Age-specific associations with dental caries in HIV-infected, exposed but uninfected and HIV-unexposed uninfected children in Nigeria


Abstract Background HIV infection and its management confer a substantial health burden to affected individuals and have been associated with increased risk of oral and dental diseases. In this study, we sought to quantify HIV-associated differences in the prevalence and severity of dental caries in the primary and permanent dentition of 4–11-year-old Nigerian Children. Methods We used clinical, laboratory, demographic, and behavioral data obtained from an ongoing cohort study of age-matched HIV-infected (HI, n = 181), HIV-exposed-but-uninfected (HEU, n = 177), and HIV-unexposed-and-uninfected (HUU, n = 186) children. Measures of dental caries experience (i.e., prevalence and severity) were based on dmft/DMFT indices recorded by trained and calibrated clinical examiners. Differences in primary and permanent dentition caries experience between HI, HEU, and HUU were estimated using multivariable logistic and negative binomial regression modeling. Results HI children had significantly higher caries experience (33%) compared to HEU (15%) and HUU (22%) children. This difference persisted in fully adjusted analyses [odds ratio (OR) = 1.6; 95% confidence interval (CI) = 1.0–2.6], was most pronounced in the permanent dentition (OR = 3.4; 95% CI = 1.2–9.5), and mirrored differences in caries severity.
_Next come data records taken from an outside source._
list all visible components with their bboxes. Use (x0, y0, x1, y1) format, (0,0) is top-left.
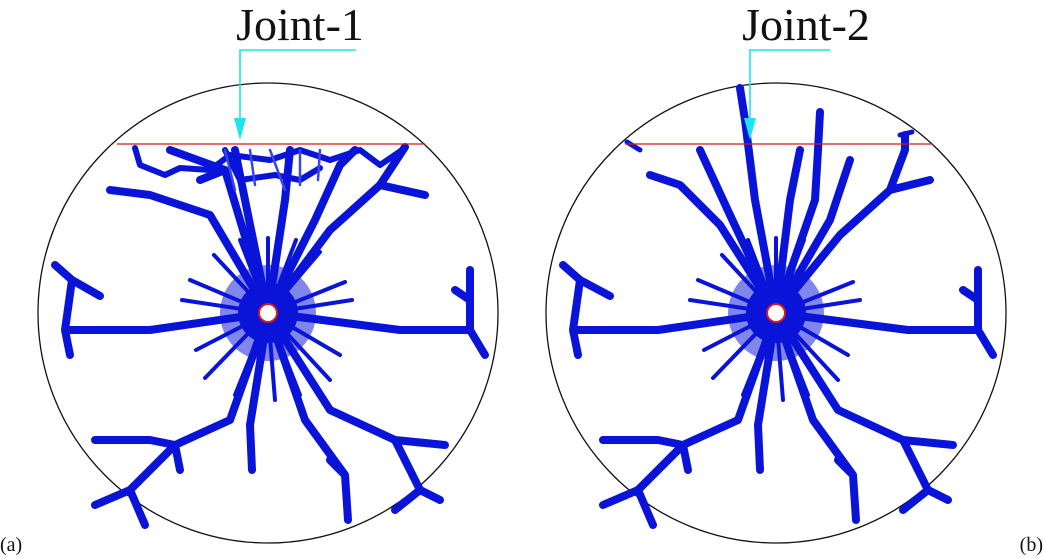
borehole (766, 303, 786, 323)
main-cracks (559, 84, 997, 529)
panel-b: Joint-2 (b) (545, 0, 1043, 556)
panel-title: Joint-2 (742, 0, 870, 50)
joint-label-leader (234, 49, 356, 140)
joint-band (624, 129, 915, 153)
leader-line (749, 49, 830, 120)
borehole (258, 303, 278, 323)
main-cracks (51, 143, 489, 529)
crack-network (559, 84, 997, 529)
arrow-head-icon (234, 118, 246, 140)
leader-line (239, 49, 356, 120)
joint-label-leader (744, 49, 830, 140)
panel-a: Joint-1 (a) (0, 0, 499, 556)
panel-tag: (b) (1020, 534, 1043, 556)
arrow-head-icon (744, 118, 756, 140)
joint-band-detail (223, 148, 322, 192)
panel-tag: (a) (0, 534, 22, 556)
panel-title: Joint-1 (236, 0, 364, 50)
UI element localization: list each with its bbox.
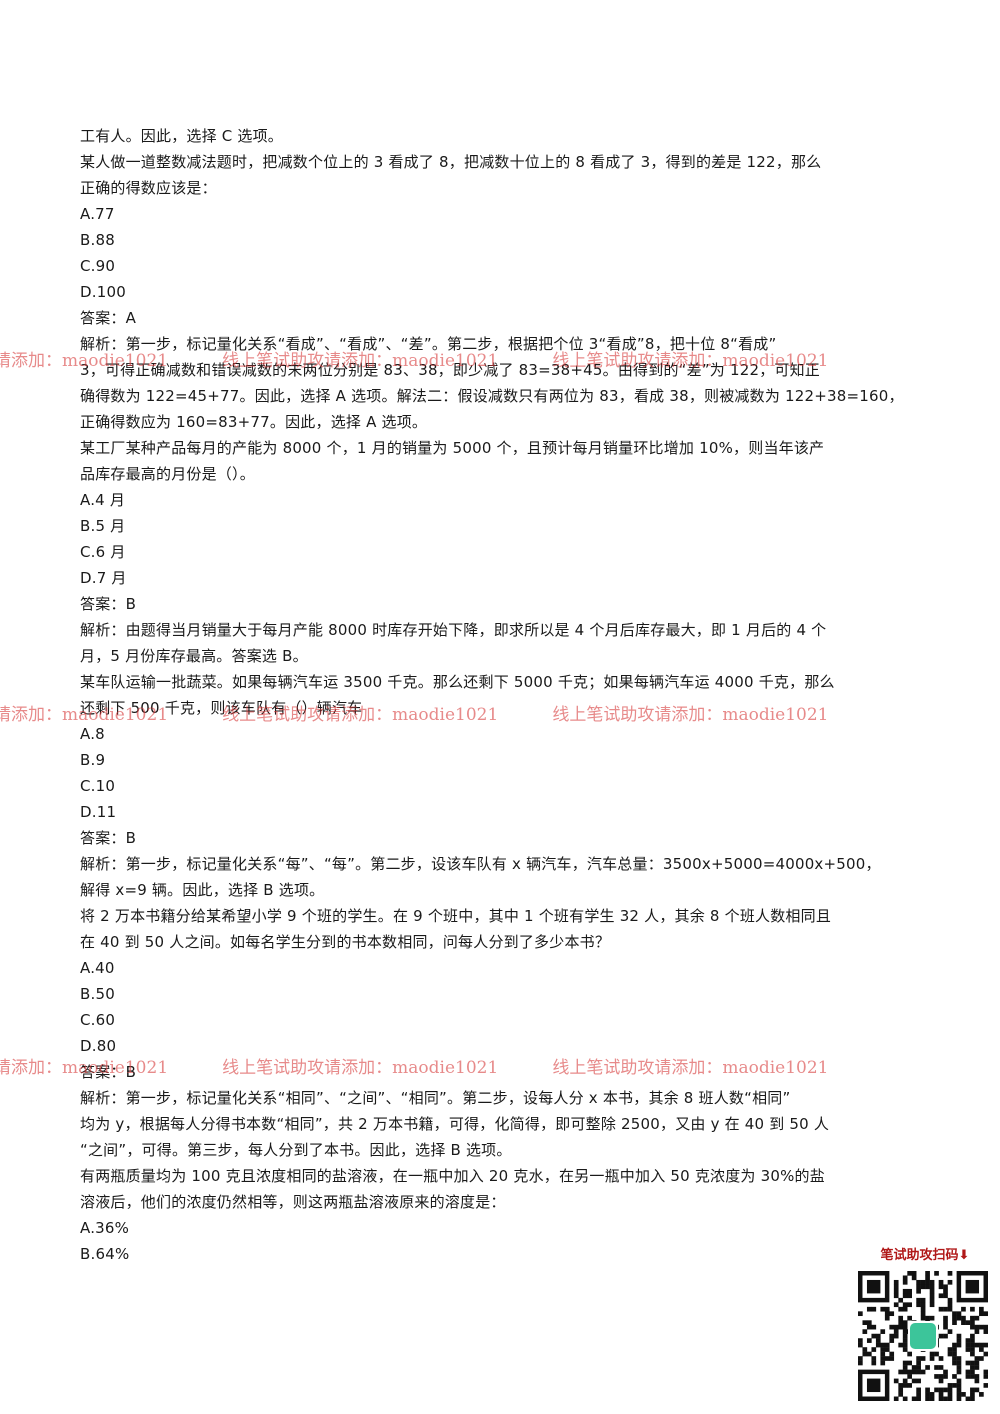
text-line: 还剩下 500 千克，则该车队有（）辆汽车: [80, 699, 363, 717]
answer-line: 答案：B: [80, 829, 137, 847]
text-line: 月，5 月份库存最高。答案选 B。: [80, 647, 308, 665]
option-line: A.40: [80, 959, 115, 977]
text-line: 解析：第一步，标记量化关系“每”、“每”。第二步，设该车队有 x 辆汽车，汽车总…: [80, 855, 881, 873]
text-line: 某车队运输一批蔬菜。如果每辆汽车运 3500 千克。那么还剩下 5000 千克；…: [80, 673, 835, 691]
text-line: 解析：第一步，标记量化关系“相同”、“之间”、“相同”。第二步，设每人分 x 本…: [80, 1089, 791, 1107]
option-line: A.8: [80, 725, 105, 743]
text-line: 将 2 万本书籍分给某希望小学 9 个班的学生。在 9 个班中，其中 1 个班有…: [80, 907, 832, 925]
text-line: 均为 y，根据每人分得书本数“相同”，共 2 万本书籍，可得，化简得，即可整除 …: [80, 1115, 830, 1133]
text-line: “之间”，可得。第三步，每人分到了本书。因此，选择 B 选项。: [80, 1141, 512, 1159]
answer-line: 答案：B: [80, 595, 137, 613]
text-line: 解析：第一步，标记量化关系“看成”、“看成”、“差”。第二步，根据把个位 3“看…: [80, 335, 777, 353]
text-line: 解析：由题得当月销量大于每月产能 8000 时库存开始下降，即求所以是 4 个月…: [80, 621, 827, 639]
option-line: A.77: [80, 205, 115, 223]
answer-line: 答案：A: [80, 309, 137, 327]
option-line: B.5 月: [80, 517, 126, 535]
qr-code-image: [858, 1271, 988, 1401]
option-line: B.64%: [80, 1245, 130, 1263]
text-line: 3，可得正确减数和错误减数的末两位分别是 83、38，即少减了 83=38+45…: [80, 361, 820, 379]
option-line: C.60: [80, 1011, 116, 1029]
answer-line: 答案：B: [80, 1063, 137, 1081]
document-body: 工有人。因此，选择 C 选项。 某人做一道整数减法题时，把减数个位上的 3 看成…: [80, 123, 915, 1267]
option-line: C.10: [80, 777, 116, 795]
option-line: C.6 月: [80, 543, 126, 561]
text-line: 工有人。因此，选择 C 选项。: [80, 127, 284, 145]
option-line: B.9: [80, 751, 106, 769]
qr-caption: 笔试助攻扫码⬇: [880, 1248, 970, 1263]
option-line: D.7 月: [80, 569, 127, 587]
text-line: 在 40 到 50 人之间。如每名学生分到的书本数相同，问每人分到了多少本书？: [80, 933, 611, 951]
text-line: 有两瓶质量均为 100 克且浓度相同的盐溶液，在一瓶中加入 20 克水，在另一瓶…: [80, 1167, 825, 1185]
option-line: B.50: [80, 985, 115, 1003]
text-line: 某人做一道整数减法题时，把减数个位上的 3 看成了 8，把减数十位上的 8 看成…: [80, 153, 822, 171]
text-line: 确得数为 122=45+77。因此，选择 A 选项。解法二：假设减数只有两位为 …: [80, 387, 904, 405]
option-line: C.90: [80, 257, 116, 275]
option-line: B.88: [80, 231, 115, 249]
text-line: 品库存最高的月份是（）。: [80, 465, 255, 483]
text-line: 正确得数应为 160=83+77。因此，选择 A 选项。: [80, 413, 428, 431]
option-line: D.11: [80, 803, 117, 821]
option-line: A.4 月: [80, 491, 126, 509]
option-line: D.80: [80, 1037, 117, 1055]
text-line: 某工厂某种产品每月的产能为 8000 个，1 月的销量为 5000 个，且预计每…: [80, 439, 825, 457]
text-line: 溶液后，他们的浓度仍然相等，则这两瓶盐溶液原来的溶度是：: [80, 1193, 506, 1211]
text-line: 正确的得数应该是：: [80, 179, 217, 197]
text-line: 解得 x=9 辆。因此，选择 B 选项。: [80, 881, 325, 899]
option-line: D.100: [80, 283, 126, 301]
qr-section: 笔试助攻扫码⬇: [858, 1245, 992, 1401]
option-line: A.36%: [80, 1219, 130, 1237]
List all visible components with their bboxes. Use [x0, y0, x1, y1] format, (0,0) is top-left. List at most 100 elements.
While molars were predominantly affected in both primary and permanent dentitions, caries lesion patterns differed between dentitions. Caries severity was significantly associated with hypoplastic primary teeth, gingival inflammation, and lower CD4 counts. Conclusions We found that the higher prevalence and severity of dental caries among HI children was driven by increased burden of permanent dentition caries compared to their uninfected counterparts. The dentition-specific associations identified in this study highlight the need to design and implement age-specific caries prevention strategies. These may include intensified oral hygiene regimens aimed at mitigating the cariogenic impact of hyposalivation among HI children. Similarly, the long-lasting impacts of developmental defects of the enamel in the primary and permanent dentitions must not be ignored.